Another cyclone barrels toward disaster-struck Indonesia
Tropical cyclone Odette was expected to bring heavy rains to south Sumatra and other parts of the region, including central Java and the tourist island of Bali.
Although the new storm was not expected to be as damaging as cyclone Seroja, which battered eastern Indonesia earlier this week, the national weather service warned that it had the potential to cause significant harm.
Everyone should be on the lookout for the possibility of strong winds and heavy rains... as well as floods and landslides, said Dwikorita Karnawati, the head of the weather department.
Cyclone Seroja, one of the region's most strong storms in years, turned small villages into a wasteland of mud and uprooted trees, forcing thousands to flee to shelters amid widespread blackouts.
The threat of a new storm arrived as President Joko Widodo arrived on the hard-hit island of Lembata on Friday.
"I would like to express deepest condolences to the victims," the leader, better known as Jokowi, said from the disaster zone.

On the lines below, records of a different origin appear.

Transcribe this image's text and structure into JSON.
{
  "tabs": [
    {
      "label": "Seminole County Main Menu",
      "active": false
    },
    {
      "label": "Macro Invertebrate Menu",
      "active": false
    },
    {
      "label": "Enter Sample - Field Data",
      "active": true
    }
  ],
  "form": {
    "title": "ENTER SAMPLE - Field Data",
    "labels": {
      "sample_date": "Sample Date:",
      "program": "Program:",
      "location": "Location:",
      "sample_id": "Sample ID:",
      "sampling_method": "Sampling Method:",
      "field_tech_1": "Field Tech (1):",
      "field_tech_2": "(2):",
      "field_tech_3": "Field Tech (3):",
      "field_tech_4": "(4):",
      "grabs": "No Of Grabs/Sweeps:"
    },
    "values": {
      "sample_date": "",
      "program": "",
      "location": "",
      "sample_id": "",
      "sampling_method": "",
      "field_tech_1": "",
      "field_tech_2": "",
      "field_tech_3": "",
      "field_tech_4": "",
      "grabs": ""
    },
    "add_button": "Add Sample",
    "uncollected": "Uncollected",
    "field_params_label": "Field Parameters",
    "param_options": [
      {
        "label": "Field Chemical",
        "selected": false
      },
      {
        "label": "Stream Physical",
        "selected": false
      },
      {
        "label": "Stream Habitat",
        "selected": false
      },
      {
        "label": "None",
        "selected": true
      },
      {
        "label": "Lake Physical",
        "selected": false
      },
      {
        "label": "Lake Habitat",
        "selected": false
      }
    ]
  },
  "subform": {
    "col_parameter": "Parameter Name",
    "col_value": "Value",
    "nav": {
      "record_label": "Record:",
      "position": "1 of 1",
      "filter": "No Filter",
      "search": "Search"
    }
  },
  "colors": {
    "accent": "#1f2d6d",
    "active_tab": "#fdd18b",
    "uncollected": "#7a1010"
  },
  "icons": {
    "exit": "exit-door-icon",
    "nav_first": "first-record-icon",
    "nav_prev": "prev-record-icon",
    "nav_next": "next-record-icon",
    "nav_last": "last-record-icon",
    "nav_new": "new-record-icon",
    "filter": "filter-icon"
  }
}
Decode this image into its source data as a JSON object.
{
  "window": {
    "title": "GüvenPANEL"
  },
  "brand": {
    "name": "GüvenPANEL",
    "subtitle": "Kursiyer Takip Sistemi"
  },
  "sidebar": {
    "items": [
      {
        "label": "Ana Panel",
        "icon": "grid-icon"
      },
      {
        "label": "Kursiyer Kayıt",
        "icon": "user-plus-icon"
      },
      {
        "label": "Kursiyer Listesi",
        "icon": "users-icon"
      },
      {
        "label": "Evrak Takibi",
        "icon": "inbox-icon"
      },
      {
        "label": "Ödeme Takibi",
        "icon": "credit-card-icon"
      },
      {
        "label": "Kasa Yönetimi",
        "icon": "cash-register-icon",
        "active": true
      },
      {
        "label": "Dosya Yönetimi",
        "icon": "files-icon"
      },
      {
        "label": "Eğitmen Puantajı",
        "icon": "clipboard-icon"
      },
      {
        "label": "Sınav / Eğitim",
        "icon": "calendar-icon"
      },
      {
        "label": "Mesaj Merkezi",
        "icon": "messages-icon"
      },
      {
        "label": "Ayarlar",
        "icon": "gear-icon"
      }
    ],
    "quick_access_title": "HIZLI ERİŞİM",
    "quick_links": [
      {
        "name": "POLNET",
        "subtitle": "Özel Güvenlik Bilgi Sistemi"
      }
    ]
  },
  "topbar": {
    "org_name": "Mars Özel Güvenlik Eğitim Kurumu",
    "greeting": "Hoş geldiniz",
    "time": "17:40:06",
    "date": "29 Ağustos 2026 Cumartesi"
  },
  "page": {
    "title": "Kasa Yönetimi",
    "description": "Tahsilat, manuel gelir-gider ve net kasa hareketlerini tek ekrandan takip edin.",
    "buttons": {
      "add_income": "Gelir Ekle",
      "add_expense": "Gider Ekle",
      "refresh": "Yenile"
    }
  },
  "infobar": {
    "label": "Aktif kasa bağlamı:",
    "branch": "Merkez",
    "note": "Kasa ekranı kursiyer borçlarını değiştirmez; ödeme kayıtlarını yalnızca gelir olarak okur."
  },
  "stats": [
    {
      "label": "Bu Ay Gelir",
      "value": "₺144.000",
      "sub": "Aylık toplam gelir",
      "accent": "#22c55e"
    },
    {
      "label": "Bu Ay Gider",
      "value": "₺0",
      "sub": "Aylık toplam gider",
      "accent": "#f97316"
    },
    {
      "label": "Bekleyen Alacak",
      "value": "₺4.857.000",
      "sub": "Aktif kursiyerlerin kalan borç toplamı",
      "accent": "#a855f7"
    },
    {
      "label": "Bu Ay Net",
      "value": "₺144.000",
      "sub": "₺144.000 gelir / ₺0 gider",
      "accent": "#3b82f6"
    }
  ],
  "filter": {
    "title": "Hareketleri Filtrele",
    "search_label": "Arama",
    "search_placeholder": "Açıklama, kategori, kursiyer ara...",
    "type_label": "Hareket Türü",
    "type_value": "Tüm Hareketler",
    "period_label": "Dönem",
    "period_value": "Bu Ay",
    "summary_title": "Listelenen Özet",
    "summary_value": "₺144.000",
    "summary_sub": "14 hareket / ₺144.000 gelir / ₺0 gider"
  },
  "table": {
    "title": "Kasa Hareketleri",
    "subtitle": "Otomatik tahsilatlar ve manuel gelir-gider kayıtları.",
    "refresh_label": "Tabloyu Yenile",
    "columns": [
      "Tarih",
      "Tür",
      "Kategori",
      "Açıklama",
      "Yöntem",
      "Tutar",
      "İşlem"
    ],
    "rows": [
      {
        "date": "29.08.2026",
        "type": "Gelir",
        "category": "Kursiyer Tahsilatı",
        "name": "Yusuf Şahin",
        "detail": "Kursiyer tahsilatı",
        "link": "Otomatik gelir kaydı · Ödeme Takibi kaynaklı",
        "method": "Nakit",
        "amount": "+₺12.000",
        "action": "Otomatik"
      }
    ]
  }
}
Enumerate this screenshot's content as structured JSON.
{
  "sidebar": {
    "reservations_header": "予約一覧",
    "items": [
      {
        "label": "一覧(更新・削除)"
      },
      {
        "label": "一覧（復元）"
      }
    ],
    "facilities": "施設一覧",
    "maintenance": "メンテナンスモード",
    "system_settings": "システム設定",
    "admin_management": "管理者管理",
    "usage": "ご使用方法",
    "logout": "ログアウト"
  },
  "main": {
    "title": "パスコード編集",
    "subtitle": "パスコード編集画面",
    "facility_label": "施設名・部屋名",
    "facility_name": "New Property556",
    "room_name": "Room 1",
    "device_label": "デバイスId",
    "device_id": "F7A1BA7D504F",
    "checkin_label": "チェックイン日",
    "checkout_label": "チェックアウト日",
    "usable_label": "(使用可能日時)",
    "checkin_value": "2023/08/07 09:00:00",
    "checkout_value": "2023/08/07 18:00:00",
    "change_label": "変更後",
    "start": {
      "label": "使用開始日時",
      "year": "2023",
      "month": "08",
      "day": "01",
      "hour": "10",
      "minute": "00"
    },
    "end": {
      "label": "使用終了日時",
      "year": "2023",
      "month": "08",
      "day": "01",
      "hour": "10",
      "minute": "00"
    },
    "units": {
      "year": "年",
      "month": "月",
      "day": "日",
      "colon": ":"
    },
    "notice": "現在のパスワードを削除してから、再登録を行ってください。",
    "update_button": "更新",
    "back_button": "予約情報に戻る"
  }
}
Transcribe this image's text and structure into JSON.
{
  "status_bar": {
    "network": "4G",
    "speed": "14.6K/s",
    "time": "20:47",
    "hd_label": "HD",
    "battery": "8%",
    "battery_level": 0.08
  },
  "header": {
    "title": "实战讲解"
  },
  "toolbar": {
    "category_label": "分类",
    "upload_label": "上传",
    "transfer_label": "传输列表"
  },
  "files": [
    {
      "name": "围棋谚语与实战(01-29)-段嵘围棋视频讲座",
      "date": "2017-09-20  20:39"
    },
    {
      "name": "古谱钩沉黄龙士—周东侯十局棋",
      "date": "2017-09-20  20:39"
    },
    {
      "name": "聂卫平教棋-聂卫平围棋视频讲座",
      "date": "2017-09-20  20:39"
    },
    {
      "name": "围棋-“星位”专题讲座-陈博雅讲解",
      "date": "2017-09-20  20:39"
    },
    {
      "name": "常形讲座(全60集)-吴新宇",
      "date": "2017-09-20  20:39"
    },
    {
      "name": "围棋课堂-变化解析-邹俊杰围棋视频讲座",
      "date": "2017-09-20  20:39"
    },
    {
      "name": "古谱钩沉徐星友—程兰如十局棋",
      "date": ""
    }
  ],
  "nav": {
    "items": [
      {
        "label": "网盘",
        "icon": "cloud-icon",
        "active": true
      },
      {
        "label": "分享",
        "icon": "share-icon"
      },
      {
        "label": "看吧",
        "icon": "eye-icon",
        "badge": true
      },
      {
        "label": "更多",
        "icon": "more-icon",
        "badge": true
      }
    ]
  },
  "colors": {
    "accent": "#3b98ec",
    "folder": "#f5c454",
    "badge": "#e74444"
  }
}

"I hope their souls will be accepted by God."
His visit came as the death toll from the floods and landslides soared once more.
In Indonesia, at least 165 people have been confirmed dead.
Another 42 people were killed in East Timor, a 1.3 million-person country sandwiched between Indonesia and Australia and officially known as Timor-Leste.
More than 50 people remain missing in the two Southeast Asian countries, and disaster officials are still combing through mountains of rubble for remains.
Authorities were scrambling to prevent the spread of Covid-19 and treat children affected by the tragedy as thousands of people crammed into evacuation centers.
"We are starting to provide counseling services for traumatized kids," said Josef Nae Soi, vice governor of disaster epicenter East Nusa Tenggara province.
Indonesian cargo planes and navy ships carrying aid have arrived in the area, and more than 4,000 military personnel have been sent to assist in the relief effort.
A hospital ship was also on its way to assist in the treatment of survivors in the area, where local medical clinics had become overburdened.
More than 20,000 people have been evacuated from disaster-stricken areas, and the hurricane has left many homeless.
The cyclone is now on its way to Australia, where authorities have advised tourists to evacuate a stretch of the country's west coast before it makes landfall late Sunday or early Monday.
During the rainy season, fatal landslides and flash floods are frequent across the Indonesian archipelago, with environmentalists blaming deforestation.
According to the disaster agency, 125 million Indonesians – almost half of the country's population – live in landslide-prone areas.